Teradata / PyTd

A Python Module to make it easy to script powerful interactions with Teradata Database in a DevOps friendly way.
MIT License
108 stars 43 forks source link

Unexpected Unicode Conversion Error #73

Open jamesmf opened 7 years ago

jamesmf commented 7 years ago

I've been plagued by hard-to-predict Unicode Conversion Errors while trying to insert non-Unicode data into existing TD tables.

The data being inserted is 2 integer columns and 20 floats, stored in a list of lists, passed as a parameter to cursor.executemany(insertString,data,batch=True)

The session explicitly specifies charSet = 'ASCII' (though that is also the ODBC default).

The table being inserted into also has a TIMESTAMP(6) NOT NULL DEFAULT CURRENT_TIMESTAMP(6) column that isn't being inserted from python.

The insertString looks like: INSERT INTO db_name.table_name(comma_dlm_list_of_columns_to_insert) VALUES (?,?,?,?,?,?,?,?,?,?,?,?,?,?,?,?,?,?,?,?,?,?,?)

I get back: teradata.api.DatabaseError: (1, '[HY000] [Teradata][ODBC Teradata Driver][Teradata Database] Unicode Conversion Error')

escheie commented 7 years ago

Is the problem intermittent? When it fails can you print out the input to the function and isolate the row its failing for?

jamesmf commented 7 years ago

The problem is intermittent and I have a hard time reproducing it. So far I've noticed it only when the input I'm trying to insert contains floats. It also seems like it's happening only when I'm inserting into a table that I didn't create using Python.

I can see that my ODBC drivers have been downgraded to TD 14.10 though the db is on 15.10, so that seems like a possible culprit. Is that a known issue?

jamesmf commented 7 years ago

Okay confirmed that the TD ODBC drivers are still 15.10. It seems to reliably work when I create a table and immediately insert into it, but when I insert into existing tables, I sometimes get this error. Again it seems to only happen when I'm inserting floats (though it's possible that's a coincidence because I can't reliably recreate the error on new test tables).

jamesmf commented 7 years ago

It appears to be an issue relating to the size of the input to .executemany(). When I insert line-by-line it succeeds, as it does when I insert 5000 rows at at time. When I insert ~7500 (a number I get at using a very rough heuristic), I get the error on the first insert. This surprises me because I have certainly had the 'too many rows at once' error in multiple forms: 1) in the case where it's above the explicit maximum (16383 rows I believe) 2) in the SQL request exceeds 1MB case

Any advice or thoughts on this? I'm hesitant to catch that exception, as I assume it's the same exception thrown in the case of an actual Unicode Conversion Error...

escheie commented 7 years ago

That's great you can reproduce it at will now.

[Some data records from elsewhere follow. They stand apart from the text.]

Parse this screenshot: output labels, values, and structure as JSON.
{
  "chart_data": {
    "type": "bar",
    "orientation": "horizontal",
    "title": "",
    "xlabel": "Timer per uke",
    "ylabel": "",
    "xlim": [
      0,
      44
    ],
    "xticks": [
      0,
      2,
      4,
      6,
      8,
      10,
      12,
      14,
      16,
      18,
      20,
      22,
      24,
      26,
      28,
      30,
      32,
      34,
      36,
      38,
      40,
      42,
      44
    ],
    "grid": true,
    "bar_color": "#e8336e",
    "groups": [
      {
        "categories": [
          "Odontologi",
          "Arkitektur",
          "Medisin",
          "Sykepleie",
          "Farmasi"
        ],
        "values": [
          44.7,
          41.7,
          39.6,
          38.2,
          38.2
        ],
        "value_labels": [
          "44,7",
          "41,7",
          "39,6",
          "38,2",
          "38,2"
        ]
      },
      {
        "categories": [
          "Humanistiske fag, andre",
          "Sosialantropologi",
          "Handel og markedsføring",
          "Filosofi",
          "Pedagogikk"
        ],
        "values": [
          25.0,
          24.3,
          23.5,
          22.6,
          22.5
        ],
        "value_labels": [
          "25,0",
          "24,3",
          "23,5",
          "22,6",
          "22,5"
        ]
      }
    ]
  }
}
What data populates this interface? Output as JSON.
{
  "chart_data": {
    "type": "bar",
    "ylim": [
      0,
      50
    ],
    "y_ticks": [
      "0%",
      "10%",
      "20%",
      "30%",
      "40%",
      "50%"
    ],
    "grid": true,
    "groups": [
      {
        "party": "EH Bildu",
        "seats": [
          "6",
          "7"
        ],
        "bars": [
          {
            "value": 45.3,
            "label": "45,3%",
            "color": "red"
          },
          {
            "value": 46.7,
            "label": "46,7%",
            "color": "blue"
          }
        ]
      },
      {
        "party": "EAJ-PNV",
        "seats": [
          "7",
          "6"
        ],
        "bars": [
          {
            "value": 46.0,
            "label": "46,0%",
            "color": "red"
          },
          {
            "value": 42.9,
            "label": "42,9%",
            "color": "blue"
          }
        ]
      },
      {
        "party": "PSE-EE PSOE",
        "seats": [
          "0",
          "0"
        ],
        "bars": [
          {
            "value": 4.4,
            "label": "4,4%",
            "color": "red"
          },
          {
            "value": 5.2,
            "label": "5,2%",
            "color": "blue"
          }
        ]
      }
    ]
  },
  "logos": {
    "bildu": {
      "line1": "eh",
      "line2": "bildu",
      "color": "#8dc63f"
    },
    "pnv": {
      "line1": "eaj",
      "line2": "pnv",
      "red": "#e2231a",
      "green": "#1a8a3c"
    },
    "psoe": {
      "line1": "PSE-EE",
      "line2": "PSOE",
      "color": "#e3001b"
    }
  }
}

If you have a simple script that produces the problem I can see if I can reproduce the problem in my environment and generate an ODBC trace file to send to the ODBC support team to have a look.

jamesmf commented 7 years ago

I'm having trouble recreating it with arbitrarily generated data. With data on which it's already failed, I can reliably recreate the issue (including on new tables with the same definition). Also perhaps worth noting, there's an 'insert_dt' field that is defined as TIMESTAMP(6) FORMAT 'YYYY-MM-DDBHH:MI:SSBT' NOT NULL DEFAULT CURRENT_TIMESTAMP(6))

The behavior is baffling:

The data is a list of lists looking like the following:

When I recreate new, random data meeting those specifications, I can't get the same error. I've inspected everything I can about those first 6000 rows and I can't identify anything that occurs in them that doesn't elsewhere. They're all a mixture of int/float/None, there are no values outside the range 0.05-2000., and I can insert every row individually.

escheie commented 7 years ago

Can you try reproducing the issue with ODBC trace enabled and e-mail the file to me?

jamesmf commented 7 years ago

emailed.

andreapiso commented 6 years ago

Any progress in solving this issues? We are encountering the same problem feeding many records to executemany

jamesmf commented 6 years ago

I ended up lumping it in with this error https://github.com/Teradata/PyTd/issues/76 and catching either of these Exceptions. My best solution was to wrap my inserts with a try: and in the except: block it retries with fewer rows at a time.

The only hard and fast rules I could figure out were 1) never insert > 16,383 (I think) rows at once 2) never insert > 1 MB of bound data per insert.